SALUT atas perhelatan akbarmu yang sudah berlangsung sepanjang tahun 2017. Bukan pekerjaan yang mudah bagi pekerja kreatif, sutradra dan aktor, menjadi penggagas sekaligus pelaksana festival setahun penuh, 100 monolog di banyak kota di Bali dengan berbagai kelompok yang mungkin saja berbeda keyakinan estetika dan bisa jadi juga lain “kubu politik”.
Itu hanya mungkin terlaksana berkat ketekunan, kesabaran, kelapangan hati, kebijakan, sikap toleran, dedikasi tinggi, etos kerja spartan yang tanpa pamrih dan dukungan dari seluruh peserta baik yngg terlibat langsung atau yngg mendukung baik dengan moral maupun material.
Tak kecil pula urunan mereka yngg menghadiri pementasan dan yngg menghadirkan peristiwa kesenianmu itu di medsos, sehingga yang tak dapat menggapai secara phisik pun terinformasi.

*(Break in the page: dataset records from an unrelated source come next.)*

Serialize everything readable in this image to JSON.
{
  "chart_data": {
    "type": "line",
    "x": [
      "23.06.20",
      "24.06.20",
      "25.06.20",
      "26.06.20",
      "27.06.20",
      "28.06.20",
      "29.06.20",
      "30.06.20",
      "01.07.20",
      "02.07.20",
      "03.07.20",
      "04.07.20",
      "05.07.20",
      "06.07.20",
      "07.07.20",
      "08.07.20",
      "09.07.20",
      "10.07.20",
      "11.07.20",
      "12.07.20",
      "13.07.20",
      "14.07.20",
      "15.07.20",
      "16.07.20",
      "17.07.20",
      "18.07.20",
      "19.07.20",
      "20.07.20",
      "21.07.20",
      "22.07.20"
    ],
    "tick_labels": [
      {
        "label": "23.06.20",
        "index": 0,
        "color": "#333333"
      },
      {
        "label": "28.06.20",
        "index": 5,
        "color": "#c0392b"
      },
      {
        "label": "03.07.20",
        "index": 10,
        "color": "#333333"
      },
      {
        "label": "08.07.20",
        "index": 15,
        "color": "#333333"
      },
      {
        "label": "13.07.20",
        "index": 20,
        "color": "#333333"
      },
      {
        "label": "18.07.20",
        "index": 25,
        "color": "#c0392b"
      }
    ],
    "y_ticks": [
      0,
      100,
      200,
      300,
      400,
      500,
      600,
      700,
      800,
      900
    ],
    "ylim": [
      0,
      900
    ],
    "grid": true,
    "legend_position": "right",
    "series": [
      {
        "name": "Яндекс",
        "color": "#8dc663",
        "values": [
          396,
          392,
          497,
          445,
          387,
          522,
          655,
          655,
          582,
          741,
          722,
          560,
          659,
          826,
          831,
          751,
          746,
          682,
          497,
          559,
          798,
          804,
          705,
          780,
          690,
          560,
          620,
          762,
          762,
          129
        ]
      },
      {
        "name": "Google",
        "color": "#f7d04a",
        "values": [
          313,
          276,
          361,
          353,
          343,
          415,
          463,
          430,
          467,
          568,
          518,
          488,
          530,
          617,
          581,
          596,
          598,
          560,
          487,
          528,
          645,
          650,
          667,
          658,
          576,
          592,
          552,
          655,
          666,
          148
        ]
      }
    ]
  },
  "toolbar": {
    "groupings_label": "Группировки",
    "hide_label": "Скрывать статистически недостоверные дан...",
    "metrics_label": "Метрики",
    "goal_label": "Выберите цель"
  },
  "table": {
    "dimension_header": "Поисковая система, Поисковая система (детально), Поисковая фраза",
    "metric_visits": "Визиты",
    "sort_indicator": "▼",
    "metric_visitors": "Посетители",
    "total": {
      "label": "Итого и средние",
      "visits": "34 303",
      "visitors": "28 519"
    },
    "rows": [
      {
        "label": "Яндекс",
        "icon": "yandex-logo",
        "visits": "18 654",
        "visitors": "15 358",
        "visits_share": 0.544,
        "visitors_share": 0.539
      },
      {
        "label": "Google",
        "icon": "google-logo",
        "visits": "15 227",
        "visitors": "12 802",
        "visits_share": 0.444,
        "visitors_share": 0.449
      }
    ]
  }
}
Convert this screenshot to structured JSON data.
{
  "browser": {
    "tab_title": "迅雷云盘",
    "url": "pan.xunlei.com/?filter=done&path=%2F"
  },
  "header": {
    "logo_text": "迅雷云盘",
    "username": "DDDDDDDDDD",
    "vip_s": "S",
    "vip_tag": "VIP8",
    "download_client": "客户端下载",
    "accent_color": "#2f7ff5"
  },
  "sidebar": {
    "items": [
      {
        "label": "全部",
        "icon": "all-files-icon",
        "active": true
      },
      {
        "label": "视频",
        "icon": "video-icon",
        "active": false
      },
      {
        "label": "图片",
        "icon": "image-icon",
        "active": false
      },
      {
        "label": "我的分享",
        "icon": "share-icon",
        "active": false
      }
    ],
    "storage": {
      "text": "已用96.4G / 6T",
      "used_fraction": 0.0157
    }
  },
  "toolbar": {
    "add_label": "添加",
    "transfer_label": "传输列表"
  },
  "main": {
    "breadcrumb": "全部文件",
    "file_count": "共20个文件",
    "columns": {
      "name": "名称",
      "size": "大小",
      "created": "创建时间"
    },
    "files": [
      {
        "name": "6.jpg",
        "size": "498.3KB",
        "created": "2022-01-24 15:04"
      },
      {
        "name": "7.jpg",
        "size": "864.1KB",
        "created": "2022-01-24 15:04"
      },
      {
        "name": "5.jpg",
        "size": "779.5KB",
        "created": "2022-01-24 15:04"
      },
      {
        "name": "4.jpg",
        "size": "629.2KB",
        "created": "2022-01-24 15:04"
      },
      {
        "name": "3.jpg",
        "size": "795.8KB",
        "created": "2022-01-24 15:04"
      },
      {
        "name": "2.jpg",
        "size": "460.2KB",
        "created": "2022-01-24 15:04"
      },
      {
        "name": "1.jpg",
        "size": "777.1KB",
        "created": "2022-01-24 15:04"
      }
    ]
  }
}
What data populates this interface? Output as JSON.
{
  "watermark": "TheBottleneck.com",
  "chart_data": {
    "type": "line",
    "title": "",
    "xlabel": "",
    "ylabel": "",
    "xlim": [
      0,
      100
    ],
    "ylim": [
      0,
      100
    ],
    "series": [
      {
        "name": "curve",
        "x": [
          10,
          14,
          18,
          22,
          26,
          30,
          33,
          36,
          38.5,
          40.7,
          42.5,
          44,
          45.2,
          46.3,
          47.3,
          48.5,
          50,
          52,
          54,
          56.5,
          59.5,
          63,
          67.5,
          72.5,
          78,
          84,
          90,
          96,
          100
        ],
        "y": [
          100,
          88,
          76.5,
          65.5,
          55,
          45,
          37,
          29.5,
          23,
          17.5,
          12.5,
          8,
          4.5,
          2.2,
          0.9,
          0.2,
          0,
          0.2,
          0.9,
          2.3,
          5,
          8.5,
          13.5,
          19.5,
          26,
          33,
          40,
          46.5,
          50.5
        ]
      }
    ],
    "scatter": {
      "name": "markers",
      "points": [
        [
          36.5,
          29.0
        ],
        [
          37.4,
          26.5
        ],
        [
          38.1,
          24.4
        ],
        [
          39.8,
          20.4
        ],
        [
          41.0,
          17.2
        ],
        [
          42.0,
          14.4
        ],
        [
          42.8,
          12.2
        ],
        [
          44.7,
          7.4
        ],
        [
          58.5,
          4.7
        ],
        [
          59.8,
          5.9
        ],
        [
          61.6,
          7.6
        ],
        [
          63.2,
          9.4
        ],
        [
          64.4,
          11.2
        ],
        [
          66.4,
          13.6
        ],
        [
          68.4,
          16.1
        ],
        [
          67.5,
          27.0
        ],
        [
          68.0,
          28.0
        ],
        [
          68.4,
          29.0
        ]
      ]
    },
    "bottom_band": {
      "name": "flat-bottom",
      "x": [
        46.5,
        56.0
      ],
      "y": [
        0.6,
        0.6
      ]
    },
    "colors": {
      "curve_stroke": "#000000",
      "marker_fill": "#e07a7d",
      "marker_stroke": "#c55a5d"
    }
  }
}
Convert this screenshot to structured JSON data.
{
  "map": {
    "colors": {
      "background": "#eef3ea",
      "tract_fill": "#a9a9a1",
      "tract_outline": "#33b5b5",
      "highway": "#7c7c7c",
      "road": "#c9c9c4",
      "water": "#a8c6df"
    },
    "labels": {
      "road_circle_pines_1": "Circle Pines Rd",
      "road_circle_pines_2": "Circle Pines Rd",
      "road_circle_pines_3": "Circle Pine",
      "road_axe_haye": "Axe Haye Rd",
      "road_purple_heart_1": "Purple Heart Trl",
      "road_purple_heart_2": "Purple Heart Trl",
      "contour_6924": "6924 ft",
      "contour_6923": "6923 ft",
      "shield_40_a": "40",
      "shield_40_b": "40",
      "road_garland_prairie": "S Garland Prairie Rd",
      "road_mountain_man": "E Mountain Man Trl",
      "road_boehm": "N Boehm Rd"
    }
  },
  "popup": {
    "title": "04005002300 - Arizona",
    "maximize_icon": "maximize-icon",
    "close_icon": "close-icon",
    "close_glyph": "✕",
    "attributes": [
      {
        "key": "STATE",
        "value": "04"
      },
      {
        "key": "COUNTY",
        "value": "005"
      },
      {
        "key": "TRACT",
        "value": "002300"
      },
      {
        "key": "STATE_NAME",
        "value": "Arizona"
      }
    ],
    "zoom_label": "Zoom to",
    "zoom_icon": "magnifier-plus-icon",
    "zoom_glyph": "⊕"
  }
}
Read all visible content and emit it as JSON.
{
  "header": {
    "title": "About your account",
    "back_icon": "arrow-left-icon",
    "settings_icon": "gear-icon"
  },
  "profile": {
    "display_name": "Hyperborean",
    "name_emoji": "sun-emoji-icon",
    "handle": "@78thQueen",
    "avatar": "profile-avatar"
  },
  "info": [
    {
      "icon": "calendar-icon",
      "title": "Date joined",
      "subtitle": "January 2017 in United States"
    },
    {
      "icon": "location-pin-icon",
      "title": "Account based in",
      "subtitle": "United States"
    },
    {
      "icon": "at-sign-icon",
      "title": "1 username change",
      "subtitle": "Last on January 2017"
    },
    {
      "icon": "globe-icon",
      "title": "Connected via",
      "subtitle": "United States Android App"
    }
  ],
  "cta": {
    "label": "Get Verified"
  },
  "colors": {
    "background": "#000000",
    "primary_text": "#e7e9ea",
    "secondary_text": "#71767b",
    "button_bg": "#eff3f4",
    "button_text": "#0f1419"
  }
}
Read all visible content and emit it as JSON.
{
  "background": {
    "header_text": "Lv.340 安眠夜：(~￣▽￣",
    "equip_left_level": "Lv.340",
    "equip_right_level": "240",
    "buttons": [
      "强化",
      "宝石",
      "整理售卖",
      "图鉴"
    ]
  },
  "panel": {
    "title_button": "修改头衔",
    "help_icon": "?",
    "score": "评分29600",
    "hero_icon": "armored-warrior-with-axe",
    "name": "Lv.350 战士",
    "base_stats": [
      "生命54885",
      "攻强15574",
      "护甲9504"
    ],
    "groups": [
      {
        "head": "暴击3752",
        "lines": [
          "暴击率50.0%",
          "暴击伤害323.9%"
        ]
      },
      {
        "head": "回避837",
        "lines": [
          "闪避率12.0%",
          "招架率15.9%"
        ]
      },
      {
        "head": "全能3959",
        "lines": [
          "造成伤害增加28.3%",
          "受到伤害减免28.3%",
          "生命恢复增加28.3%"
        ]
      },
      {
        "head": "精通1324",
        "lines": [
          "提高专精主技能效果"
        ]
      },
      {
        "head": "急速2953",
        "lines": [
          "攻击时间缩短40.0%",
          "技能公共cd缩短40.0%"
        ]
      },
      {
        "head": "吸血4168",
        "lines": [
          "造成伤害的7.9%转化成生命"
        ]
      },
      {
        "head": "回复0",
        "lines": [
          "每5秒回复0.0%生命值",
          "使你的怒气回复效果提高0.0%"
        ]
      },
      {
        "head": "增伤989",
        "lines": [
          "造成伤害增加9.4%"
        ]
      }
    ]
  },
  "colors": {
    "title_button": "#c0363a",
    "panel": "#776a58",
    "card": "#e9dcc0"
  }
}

Dan begitu peristiwa sudah melayang jadi informasi, dia akan terus bertualang menyapa siapa saja, di mana saja dan kapan saja.
Kau dan kelompok kerjamu, teman-temanmu, mereka yngg telah tampil dan membantu – bahkan termasuk yngg tak senang dan menghambat, kalau ada – mereka yg sudah menyumbangkan waktunya menonton, kalian semua telah menulis sebuah kalimat penting dalam sejarah teater modern di Bali:
“Bahwa Bali bukan hanya pajangan, tapi juga mesin penciptaan yang menyala memberikan sumbangan pemikiran untuk kemanusiaan lewat seni (teater)”.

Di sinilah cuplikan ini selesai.